The guard she'd bumped helped her stand up again, and gently pushed her forward. She looked up to him for guidance, and he merely gestured in front of her. She turned to look where his hand had indicated, and froze in place.

She was looking at something she had never before seen, or even imagined existed. It was a seemingly endless spiral inside of a suspended, circular, glassless window. But it was rough, uneven, full of clouds and lightning and swirls of varying color. Every now and then, a pulse seemed to reverberate through it, and she wasn't sure if it was meant to carry sound, light, energy, or something else entirely.

Slowly, but steadily, she walked forwards. She was walking towards it now, but she felt as if she were only partially in control of her body. Her hand let go of the grass crown, and it fell to the dirt, abandoned. That same hand was rising now, towards the otherworldly abyss in front of her. Some little whisper, a voice in her head, was whispering to her to go on, push forward, dive in.

But the rest of her screamed and fought against it. This thing, whatever it was, terrified her as much as it intrigued her. She forced herself to stop walking, but found she couldn't tear her gaze away from it yet. It held her attention as if it were a person trying to tell her something.

The more she looked into it, the more she could see. But now it wasn't just colors and clouds. She could see concrete scenes, ideas, thoughts. All were laid out before her, and she could see the connections between them. She saw entire lives and civilizations, and how they progressed from birth to death, and how they interacted with other lives and other civilizations. She could see other planets, other galaxies even, and their exact places in the universe. Then suddenly there were other universes, all running parallel to one another, and she could see them all too. She had all of reality, all of time and space, streaming through her head.

She could see everything. She had been awakened.

NO!

In an instant, that part of her fighting against the swirling infinity in front of her won. The trance she was in had broken, and she turned away, shuddering, on the verge of tears. She tried to get away from it, but stumbled after two steps, and knelt on the ground, arms now wound tightly around herself. She felt so small, so terrified and alone. Her reality had just been expanded a billion times over, and it was all too much.

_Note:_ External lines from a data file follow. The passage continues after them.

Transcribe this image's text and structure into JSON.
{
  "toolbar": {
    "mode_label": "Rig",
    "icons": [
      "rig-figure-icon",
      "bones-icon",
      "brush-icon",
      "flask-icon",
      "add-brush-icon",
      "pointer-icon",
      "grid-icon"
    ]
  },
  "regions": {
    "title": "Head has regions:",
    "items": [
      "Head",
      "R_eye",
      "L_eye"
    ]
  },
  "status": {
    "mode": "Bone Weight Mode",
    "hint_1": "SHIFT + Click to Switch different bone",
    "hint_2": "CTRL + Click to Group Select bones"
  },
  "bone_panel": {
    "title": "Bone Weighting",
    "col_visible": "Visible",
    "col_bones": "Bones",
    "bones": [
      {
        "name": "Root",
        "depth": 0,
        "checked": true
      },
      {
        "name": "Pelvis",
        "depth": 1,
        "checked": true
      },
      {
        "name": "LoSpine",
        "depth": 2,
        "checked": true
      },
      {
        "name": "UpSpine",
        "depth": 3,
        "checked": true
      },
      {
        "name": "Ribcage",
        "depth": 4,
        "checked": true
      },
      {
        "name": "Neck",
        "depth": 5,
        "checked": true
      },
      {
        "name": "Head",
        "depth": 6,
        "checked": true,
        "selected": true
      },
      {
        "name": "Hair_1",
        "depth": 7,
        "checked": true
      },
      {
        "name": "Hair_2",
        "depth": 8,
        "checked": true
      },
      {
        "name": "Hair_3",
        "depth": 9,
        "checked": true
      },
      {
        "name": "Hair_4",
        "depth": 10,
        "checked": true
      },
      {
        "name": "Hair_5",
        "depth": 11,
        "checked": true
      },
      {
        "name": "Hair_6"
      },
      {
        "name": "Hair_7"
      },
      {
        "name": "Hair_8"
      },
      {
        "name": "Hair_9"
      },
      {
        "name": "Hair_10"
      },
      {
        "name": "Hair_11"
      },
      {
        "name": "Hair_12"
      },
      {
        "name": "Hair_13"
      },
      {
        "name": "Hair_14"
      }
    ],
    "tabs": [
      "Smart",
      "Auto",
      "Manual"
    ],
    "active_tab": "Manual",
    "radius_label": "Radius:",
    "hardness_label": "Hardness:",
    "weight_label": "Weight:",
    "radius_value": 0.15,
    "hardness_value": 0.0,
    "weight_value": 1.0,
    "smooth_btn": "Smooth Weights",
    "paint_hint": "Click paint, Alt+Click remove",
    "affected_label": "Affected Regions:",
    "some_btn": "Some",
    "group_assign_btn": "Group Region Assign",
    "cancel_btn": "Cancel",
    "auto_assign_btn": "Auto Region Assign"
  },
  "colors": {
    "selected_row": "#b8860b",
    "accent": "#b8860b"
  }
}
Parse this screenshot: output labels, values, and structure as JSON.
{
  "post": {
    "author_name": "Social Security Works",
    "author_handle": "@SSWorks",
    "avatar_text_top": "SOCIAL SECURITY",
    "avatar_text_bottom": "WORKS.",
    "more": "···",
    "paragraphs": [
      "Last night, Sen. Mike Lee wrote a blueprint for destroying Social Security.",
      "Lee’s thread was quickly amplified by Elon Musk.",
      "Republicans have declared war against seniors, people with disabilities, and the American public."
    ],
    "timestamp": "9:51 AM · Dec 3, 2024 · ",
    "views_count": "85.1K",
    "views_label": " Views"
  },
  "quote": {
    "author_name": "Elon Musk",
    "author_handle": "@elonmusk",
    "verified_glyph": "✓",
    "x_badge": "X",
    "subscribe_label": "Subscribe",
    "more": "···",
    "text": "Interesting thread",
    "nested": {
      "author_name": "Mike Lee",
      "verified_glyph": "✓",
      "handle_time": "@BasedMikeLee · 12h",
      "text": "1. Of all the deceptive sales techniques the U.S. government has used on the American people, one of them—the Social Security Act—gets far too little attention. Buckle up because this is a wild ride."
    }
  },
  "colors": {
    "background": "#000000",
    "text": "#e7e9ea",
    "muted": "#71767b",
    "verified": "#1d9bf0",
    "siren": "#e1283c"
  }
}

One of the guards approached her then, and offered her a hand. She, after considerable hesitation, took it and stood.

"What... what was that?" The question was offered up in a shaky, timid voice, and she thought she saw a flash of pity in the guard's eyes as she asked it. When he answered her, he seemed to be trying to placate her.

"The Time Vortex. You did very well. Just last week a boy turned and ran off into the hills, and we had to catch him."

"So... can I go home now?"

Her second question was answered much more hesitantly. "Not yet. We need to show you where you'll go to school. There's a place for you to sleep there."

School? The prospect gave her a glimmer of excitement. Maybe there she would finally have somebody to play with. "Will there be other kids?"

"Yes," the guard told her, escorting her once again. She barely noticed even as they walked off in an opposite direction to her family home. "The Academy is full of children just like you. You'll like it there. And you will have much to learn."